The practical challenge is eval case quality. LLM behavior is non-deterministic — the same input can produce different outputs on different runs. Write evals that check for properties of the output (does the output contain a specific claim? does the JSON have the required keys? does the answer contradict the retrieved context?) rather than exact string matches. Property-based evals are more stable and more meaningful.

Mistake one: using the same model to generate test cases and evaluate outputs. If you use GPT-4 to generate your golden answers and GPT-4 as your judge, you are measuring whether the system produces GPT-4-like outputs, not whether it produces correct outputs. Use domain experts or a different model family for golden answer generation.

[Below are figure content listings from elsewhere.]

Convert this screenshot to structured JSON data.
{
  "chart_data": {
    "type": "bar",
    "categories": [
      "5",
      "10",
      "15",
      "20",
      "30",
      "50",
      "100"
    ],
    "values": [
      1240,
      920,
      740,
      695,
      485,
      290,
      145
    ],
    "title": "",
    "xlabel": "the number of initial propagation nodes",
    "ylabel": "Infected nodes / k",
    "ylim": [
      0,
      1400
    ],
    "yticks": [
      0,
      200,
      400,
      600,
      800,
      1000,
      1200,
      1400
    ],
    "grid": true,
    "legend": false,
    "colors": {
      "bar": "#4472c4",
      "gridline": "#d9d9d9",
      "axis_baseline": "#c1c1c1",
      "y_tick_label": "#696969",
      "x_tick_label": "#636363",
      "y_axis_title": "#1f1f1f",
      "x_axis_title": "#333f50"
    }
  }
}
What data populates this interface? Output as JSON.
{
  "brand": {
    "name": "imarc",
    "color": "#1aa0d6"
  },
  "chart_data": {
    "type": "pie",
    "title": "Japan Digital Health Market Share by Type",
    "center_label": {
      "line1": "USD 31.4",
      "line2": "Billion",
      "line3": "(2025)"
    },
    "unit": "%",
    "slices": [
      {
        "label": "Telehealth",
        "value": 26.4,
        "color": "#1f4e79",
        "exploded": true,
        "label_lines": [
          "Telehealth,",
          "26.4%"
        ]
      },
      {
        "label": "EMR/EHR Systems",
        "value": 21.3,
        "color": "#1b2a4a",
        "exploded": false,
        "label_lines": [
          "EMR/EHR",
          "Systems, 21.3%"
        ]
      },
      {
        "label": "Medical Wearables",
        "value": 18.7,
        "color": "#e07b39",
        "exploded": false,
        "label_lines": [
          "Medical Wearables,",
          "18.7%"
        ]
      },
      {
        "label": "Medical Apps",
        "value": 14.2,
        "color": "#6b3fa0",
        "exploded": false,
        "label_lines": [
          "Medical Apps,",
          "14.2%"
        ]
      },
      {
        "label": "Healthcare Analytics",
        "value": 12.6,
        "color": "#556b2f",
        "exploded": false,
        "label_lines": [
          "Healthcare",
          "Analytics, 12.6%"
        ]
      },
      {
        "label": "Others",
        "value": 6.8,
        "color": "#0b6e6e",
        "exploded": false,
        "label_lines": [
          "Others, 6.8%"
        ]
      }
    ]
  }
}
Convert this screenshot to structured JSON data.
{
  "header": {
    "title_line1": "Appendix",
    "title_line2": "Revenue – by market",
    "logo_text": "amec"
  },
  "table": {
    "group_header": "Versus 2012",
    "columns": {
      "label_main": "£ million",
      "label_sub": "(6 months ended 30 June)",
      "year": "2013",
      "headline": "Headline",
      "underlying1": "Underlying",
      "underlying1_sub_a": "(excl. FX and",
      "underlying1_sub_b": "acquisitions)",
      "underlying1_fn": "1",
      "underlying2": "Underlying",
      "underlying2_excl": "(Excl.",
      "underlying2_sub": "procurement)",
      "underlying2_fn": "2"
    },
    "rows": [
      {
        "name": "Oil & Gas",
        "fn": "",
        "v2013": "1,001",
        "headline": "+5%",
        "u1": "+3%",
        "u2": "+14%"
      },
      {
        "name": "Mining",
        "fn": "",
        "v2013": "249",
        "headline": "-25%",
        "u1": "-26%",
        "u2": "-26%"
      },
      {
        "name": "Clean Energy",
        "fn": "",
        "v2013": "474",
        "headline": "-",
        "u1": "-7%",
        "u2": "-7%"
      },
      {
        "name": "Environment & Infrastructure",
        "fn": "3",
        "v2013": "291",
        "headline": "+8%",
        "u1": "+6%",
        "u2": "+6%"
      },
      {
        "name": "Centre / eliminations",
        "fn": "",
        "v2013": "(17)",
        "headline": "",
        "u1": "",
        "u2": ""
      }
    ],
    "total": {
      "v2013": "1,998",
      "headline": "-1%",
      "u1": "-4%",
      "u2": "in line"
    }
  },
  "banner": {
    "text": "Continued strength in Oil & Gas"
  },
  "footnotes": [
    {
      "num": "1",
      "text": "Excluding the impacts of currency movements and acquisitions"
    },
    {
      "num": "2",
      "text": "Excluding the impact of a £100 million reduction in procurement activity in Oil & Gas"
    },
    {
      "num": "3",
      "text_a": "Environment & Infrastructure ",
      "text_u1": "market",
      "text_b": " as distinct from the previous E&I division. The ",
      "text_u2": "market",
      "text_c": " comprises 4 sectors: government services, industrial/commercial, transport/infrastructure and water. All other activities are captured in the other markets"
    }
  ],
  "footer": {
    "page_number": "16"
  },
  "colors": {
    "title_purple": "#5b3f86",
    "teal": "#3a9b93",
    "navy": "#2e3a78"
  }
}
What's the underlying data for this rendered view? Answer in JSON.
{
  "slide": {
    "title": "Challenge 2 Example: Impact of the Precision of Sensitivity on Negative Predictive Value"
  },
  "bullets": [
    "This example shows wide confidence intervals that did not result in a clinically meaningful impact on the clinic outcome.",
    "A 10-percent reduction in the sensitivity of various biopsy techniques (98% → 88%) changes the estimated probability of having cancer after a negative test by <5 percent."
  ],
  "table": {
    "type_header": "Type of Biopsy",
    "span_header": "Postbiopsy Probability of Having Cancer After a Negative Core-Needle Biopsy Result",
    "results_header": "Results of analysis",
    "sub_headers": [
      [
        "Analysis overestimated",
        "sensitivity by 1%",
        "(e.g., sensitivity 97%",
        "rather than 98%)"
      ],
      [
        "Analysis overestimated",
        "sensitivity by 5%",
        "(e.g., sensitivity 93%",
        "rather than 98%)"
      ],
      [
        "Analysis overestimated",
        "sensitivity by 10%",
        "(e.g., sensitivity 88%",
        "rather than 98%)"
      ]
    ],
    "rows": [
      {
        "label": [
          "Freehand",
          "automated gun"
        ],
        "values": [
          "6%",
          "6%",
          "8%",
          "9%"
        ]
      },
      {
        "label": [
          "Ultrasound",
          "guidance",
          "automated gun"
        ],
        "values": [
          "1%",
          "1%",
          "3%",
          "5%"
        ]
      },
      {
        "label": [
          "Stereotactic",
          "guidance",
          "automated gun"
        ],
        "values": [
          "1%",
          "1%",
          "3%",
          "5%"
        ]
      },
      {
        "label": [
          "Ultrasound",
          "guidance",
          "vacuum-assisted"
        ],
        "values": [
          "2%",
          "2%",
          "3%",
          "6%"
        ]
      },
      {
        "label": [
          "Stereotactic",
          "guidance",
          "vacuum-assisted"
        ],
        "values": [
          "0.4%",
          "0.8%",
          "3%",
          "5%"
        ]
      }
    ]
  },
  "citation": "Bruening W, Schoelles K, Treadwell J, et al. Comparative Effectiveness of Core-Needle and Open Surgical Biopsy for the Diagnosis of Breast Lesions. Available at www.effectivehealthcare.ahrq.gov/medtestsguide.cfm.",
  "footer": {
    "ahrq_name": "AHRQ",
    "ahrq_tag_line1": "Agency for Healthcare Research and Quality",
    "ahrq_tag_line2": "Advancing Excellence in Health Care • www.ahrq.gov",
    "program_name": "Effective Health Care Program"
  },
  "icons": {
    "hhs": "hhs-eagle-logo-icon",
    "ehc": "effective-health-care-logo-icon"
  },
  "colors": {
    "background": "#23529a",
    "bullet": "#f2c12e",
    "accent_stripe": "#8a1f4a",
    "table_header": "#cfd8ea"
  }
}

Mistake two: evaluating only on in-distribution queries. Your eval set should include queries that are slightly out of scope, queries with typos and informal language, multi-turn queries that depend on conversation history, and adversarial queries designed to elicit hallucination or inappropriate content. Systems that score well on clean in-distribution evals often fail badly on realistic production traffic.

Mistake three: ignoring latency and cost in evals. A system that achieves 0.95 faithfulness by retrieving 50 chunks and using a 128k context is not production-ready. Your eval harness should measure cost-per-query and latency alongside quality metrics. Track the Pareto frontier: for a given quality level, what is the minimum cost? For a given cost budget, what is the maximum quality?